Right: only one of the two files is stored. (After 'svn import
shattered[12].pdf', there is only one ENDREP in the revision file.)
So, strictly speaking, this is a data loss for users who deliberately
commit sha1 collisions into their repositories. We've already
determined that there are two such use-cases: the webkit use-case — who
can just re-download shattered1.pdf — and researchers, who ought to have
disabled rep-sharing in the first place. That is: it's not a very
severe issue for the average user.
> >> > The problem
> >> > is in the libraries' assumption that sha1 has no collisions.
> >> >
> >> > I'm afraid I don't have a good suggestion; perhaps "Distinct files that
> >> > have equal sha1 checksums cannot be checked out"?
> >>
> >> I think we should call it corruption simply because it looks like
> >> that to our users when it happens (see webkit).
> >>
> >> This is a user-facing text. We want users to take action and upgrade so
> >> they won't run into the problem. The purpose of this text is to raise
> >> awareness. It is not to communicate technical details of the problem,
> >> which can be obtained by other means (reading code, mailing lists, etc.)
> >>
> >> I expect "corruption" will turn on people's alarm bells more than your
> >> suggested wording which is very exact but also sounds less dramatic.
> >
> > Those alarm bells are the reason why I wouldn't call it corruption, as that
> > part will probably be highlighted in the media, while there is nothing
> > corrupt on disk.
>
> Hm, I think Bert has a point. We should find the middle ground between
> making it dramatic enough (to attract attention and strong motivation
> to upgrade), but not causing panic and making this the only quote that
> will appear in the media.
>
> Maybe something like this?
>
> "Subversion repositories can be broken, becoming partly inaccessible,
> by committing two files which have different content, yet produce the
> same SHA1 checksum. There is no data loss, but parts of the repository
> can no longer be checked out or committed into."

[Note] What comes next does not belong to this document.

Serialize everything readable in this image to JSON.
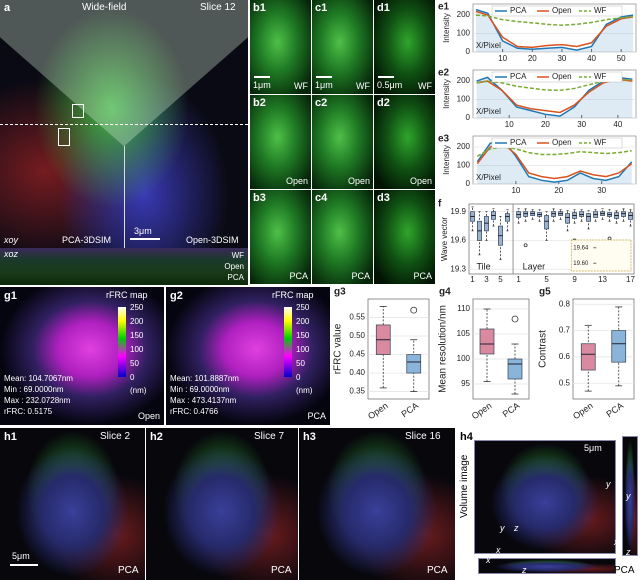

Well, there _is_ data loss, so:
Subversion fails to store a file that has the same sha1 as another
file in the repository. Attempts to retrieve the first file would
fail with a checksum error (from the md5 checksum that we also use),
however, if the two files had not only equal sha1's but also equal md5's,
then the wrong content would silently be returned.
Plus a blurb about how that's not going to ever happen by accident.
> Separately: maybe we should include a reference to the pre-commit hook
> script, for completeness of the possible ways to protect oneself. I
> think it will be clear that upgrading to 1.9.6 will be the better fix,
> but that the pre-commit hook might buy you some time if you can't
> upgrade immediately.
+1
Received on 2017-05-11 07:21:01 CEST